Obviously Chishuru is bigger than a dog, no doubt less obedient and more expensive to feed. But these disadvantages weigh very little compared to the incredible talent of Chishuru, an elephant of 17 years who lives in the reserve of Bela Bela, South Africa. The elephant is capable of  detecting minute amounts of TNT impregnating a sheet of paper concealed in a seal. 
As evidenced by this video, Chishuru discovers the seal containing explosives placed in the middle 
of other vessels almost every time, due to its hyper-developed sense of smell. His success rate is close to 100 percent. Of 74 trials, it was wrong once. The pachyderm reported his discovery by  placing his leg above the seal. Chishuru’s two companions were also trained to detect explosives with the same success. 
It was in 2007 that scientists who watched elephants with a GPS plotter realized that the herd carefully avoided many minefields in Angola, torn by years of deadly conflict.
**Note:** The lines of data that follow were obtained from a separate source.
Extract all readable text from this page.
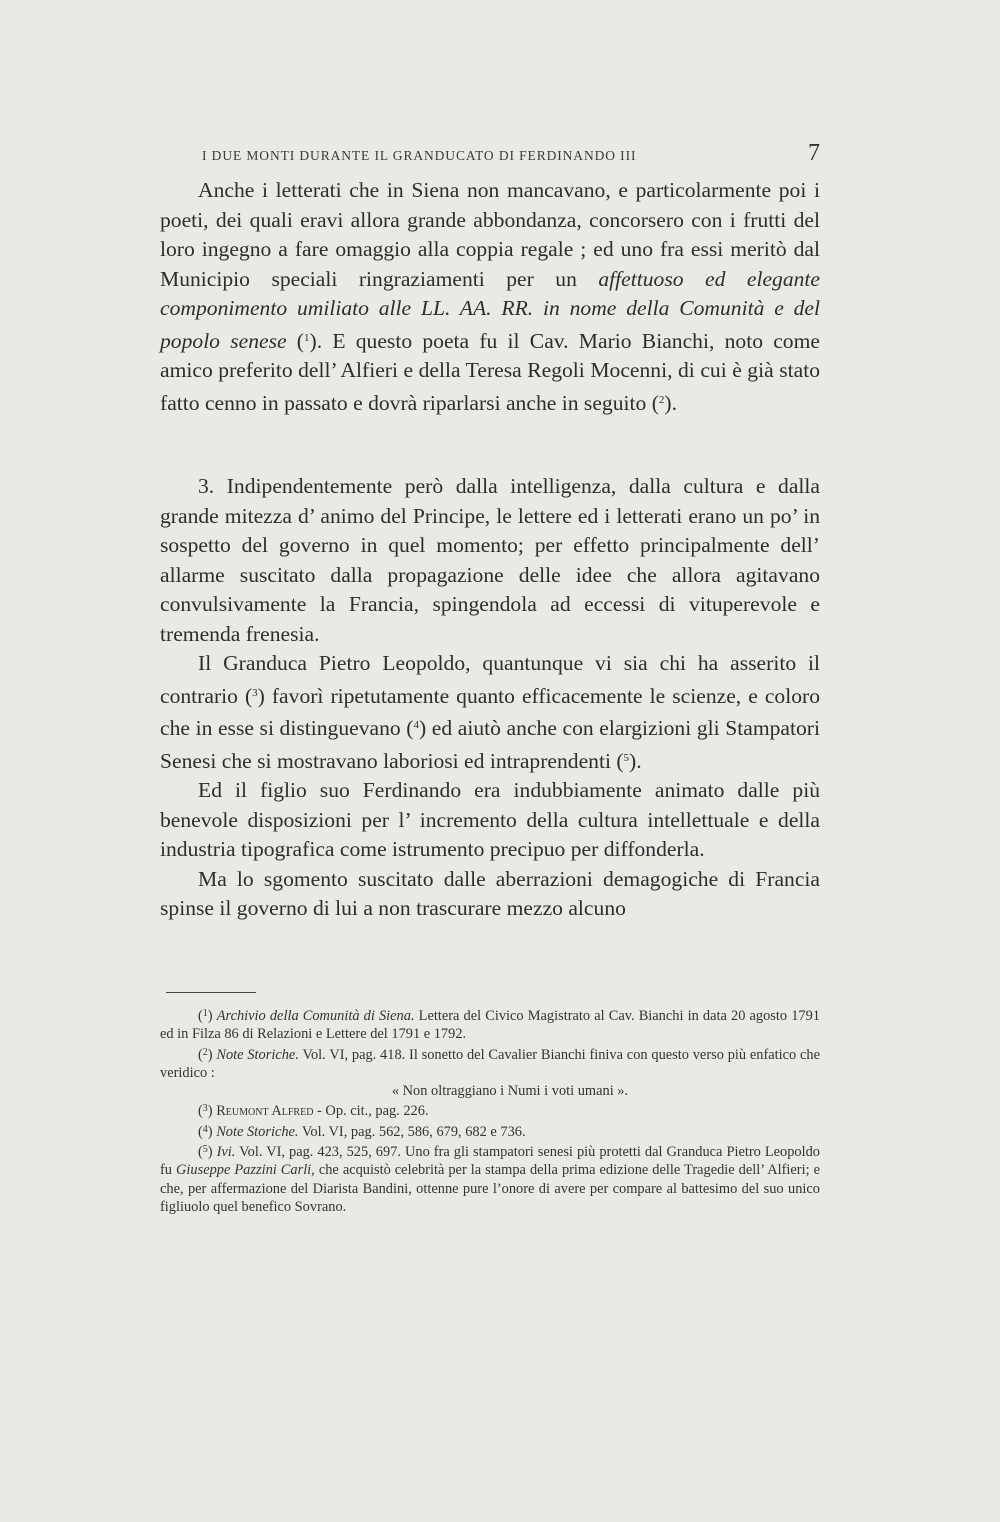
I DUE MONTI DURANTE IL GRANDUCATO DI FERDINANDO III	7

Anche i letterati che in Siena non mancavano, e particolarmente poi i poeti, dei quali eravi allora grande abbondanza, concorsero con i frutti del loro ingegno a fare omaggio alla coppia regale ; ed uno fra essi meritò dal Municipio speciali ringraziamenti per un affettuoso ed elegante componimento umiliato alle LL. AA. RR. in nome della Comunità e del popolo senese ($^1$). E questo poeta fu il Cav. Mario Bianchi, noto come amico preferito dell’ Alfieri e della Teresa Regoli Mocenni, di cui è già stato fatto cenno in passato e dovrà riparlarsi anche in seguito ($^2$).

3. Indipendentemente però dalla intelligenza, dalla cultura e dalla grande mitezza d’ animo del Principe, le lettere ed i letterati erano un po’ in sospetto del governo in quel momento; per effetto principalmente dell’ allarme suscitato dalla propagazione delle idee che allora agitavano convulsivamente la Francia, spingendola ad eccessi di vituperevole e tremenda frenesia.

Il Granduca Pietro Leopoldo, quantunque vi sia chi ha asserito il contrario ($^3$) favorì ripetutamente quanto efficacemente le scienze, e coloro che in esse si distinguevano ($^4$) ed aiutò anche con elargizioni gli Stampatori Senesi che si mostravano laboriosi ed intraprendenti ($^5$).

Ed il figlio suo Ferdinando era indubbiamente animato dalle più benevole disposizioni per l’ incremento della cultura intellettuale e della industria tipografica come istrumento precipuo per diffonderla.

Ma lo sgomento suscitato dalle aberrazioni demagogiche di Francia spinse il governo di lui a non trascurare mezzo alcuno

($^1$) Archivio della Comunità di Siena. Lettera del Civico Magistrato al Cav. Bianchi in data 20 agosto 1791 ed in Filza 86 di Relazioni e Lettere del 1791 e 1792.

($^2$) Note Storiche. Vol. VI, pag. 418. Il sonetto del Cavalier Bianchi finiva con questo verso più enfatico che veridico :

« Non oltraggiano i Numi i voti umani ».

($^3$) Reumont Alfred - Op. cit., pag. 226.

($^4$) Note Storiche. Vol. VI, pag. 562, 586, 679, 682 e 736.

($^5$) Ivi. Vol. VI, pag. 423, 525, 697. Uno fra gli stampatori senesi più protetti dal Granduca Pietro Leopoldo fu Giuseppe Pazzini Carli, che acquistò celebrità per la stampa della prima edizione delle Tragedie dell’ Alfieri; e che, per affermazione del Diarista Bandini, ottenne pure l’onore di avere per compare al battesimo del suo unico figliuolo quel benefico Sovrano.
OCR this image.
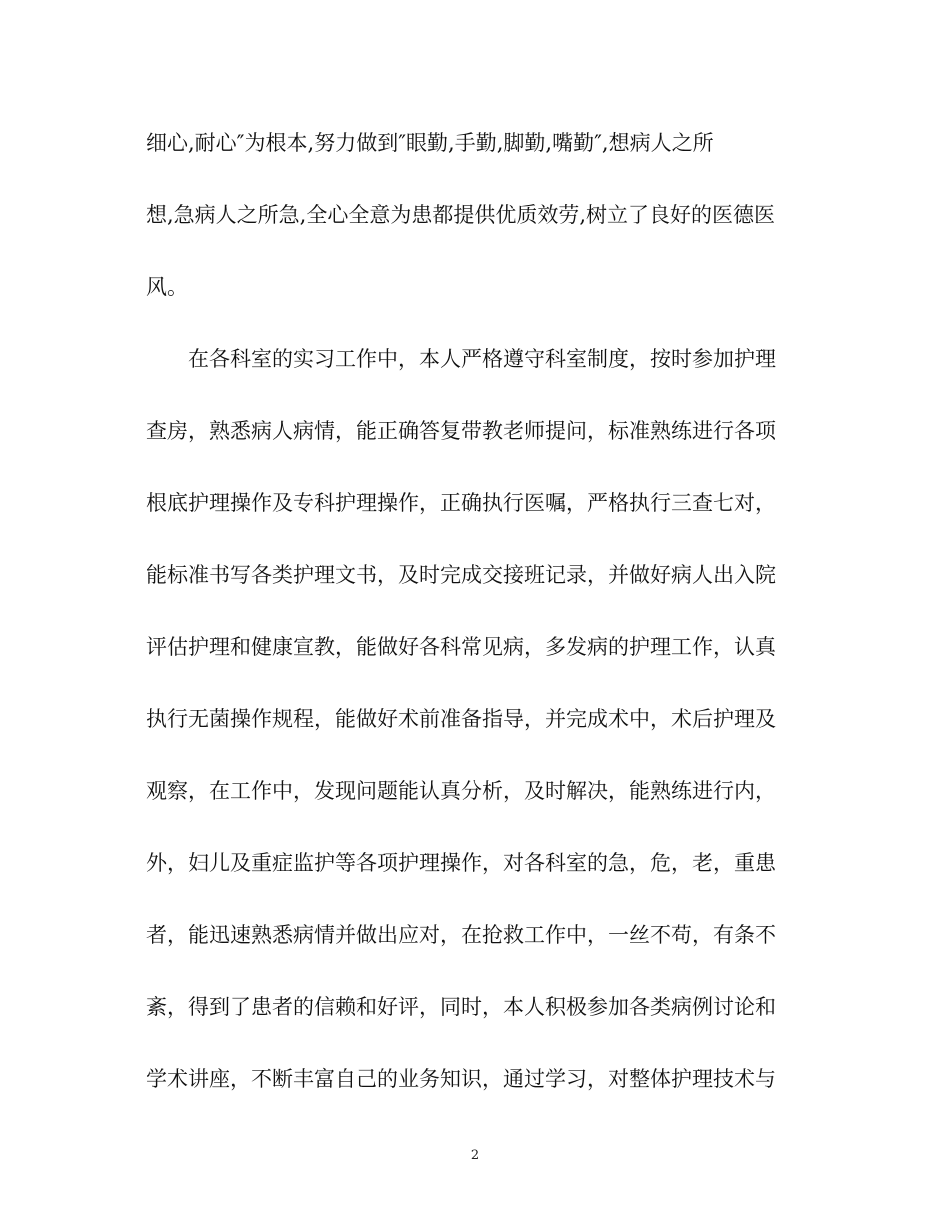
细心,耐心″为根本,努力做到″眼勤,手勤,脚勤,嘴勤″,想病人之所
想,急病人之所急,全心全意为患都提供优质效劳,树立了良好的医德医
风。
在各科室的实习工作中，本人严格遵守科室制度，按时参加护理
查房，熟悉病人病情，能正确答复带教老师提问，标准熟练进行各项
根底护理操作及专科护理操作，正确执行医嘱，严格执行三查七对，
能标准书写各类护理文书，及时完成交接班记录，并做好病人出入院
评估护理和健康宣教，能做好各科常见病，多发病的护理工作，认真
执行无菌操作规程，能做好术前准备指导，并完成术中，术后护理及
观察，在工作中，发现问题能认真分析，及时解决，能熟练进行内，
外，妇儿及重症监护等各项护理操作，对各科室的急，危，老，重患
者，能迅速熟悉病情并做出应对，在抢救工作中，一丝不苟，有条不
紊，得到了患者的信赖和好评，同时，本人积极参加各类病例讨论和
学术讲座，不断丰富自己的业务知识，通过学习，对整体护理技术与
2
Thus was born the idea of ??a mine detection program by elephants, largely funded by the US military. 
But there is of course no question of animal life at risk by bringing on such risky terrain. One solution could be to collect drone soil samples taken from mined areas to submit to the elephants’ sense of smell so that it delivers its verdict. But the services rendered by these pachyderms whose flair surpasses most dogs do not stop there: they could also be asked for early diagnosis of certain 
diseases such as diabetes or cancer.